Desktop (please complete the following information): R version 4.2.1 (2022-06-23) Platform: x86_64-pc-linux-gnu (64-bit) Running under: Ubuntu 22.04.2 LTS tidyhydat_0.5.9

boshek commented 1 year ago

Have a look here:

I am almost finished this and ready to merge. You should be able to get at least some of the data you want. Plus you can be a beta tester for me :)

alex-koiter commented 1 year ago

I am not sure how relates to my issue. I did update 'tidyhydat' but it made no difference, I wonder if the issue is that the 2021 flow data for station "05OF023" is not in the database. Perhaps this is a Water Survey of Canada issue and not a 'tidyhydat' issue.

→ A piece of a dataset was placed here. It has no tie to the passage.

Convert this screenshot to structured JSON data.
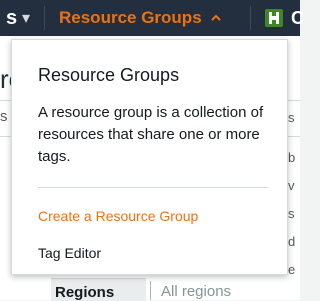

boshek commented 1 year ago

So my hope was that the webservice could stretch back further than it does. So eg:


dat <- realtime_ws(
  parameters = 46,
  start_date = as.Date("2021-01-01"),
  end_date = Sys.Date()
#> Warning: One or more parsing issues, call `problems()` on your data frame for details,
#> e.g.:
#>   dat <- vroom(...)
#>   problems(dat)
#> All station successfully retrieved
#> All parameters successfully retrieved
#> [1] "2022-03-01 06:05:00 UTC" "2023-03-09 17:25:00 UTC"

So that means the ECCC has not validated the data yet. Anything that isn't in HYDAT is not validated and is considered provisional. They have made gains at making some of that data accessible but not everything. AFAIK that data ins't available programmatically right now.

alex-koiter commented 1 year ago

That makes sense. Thanks!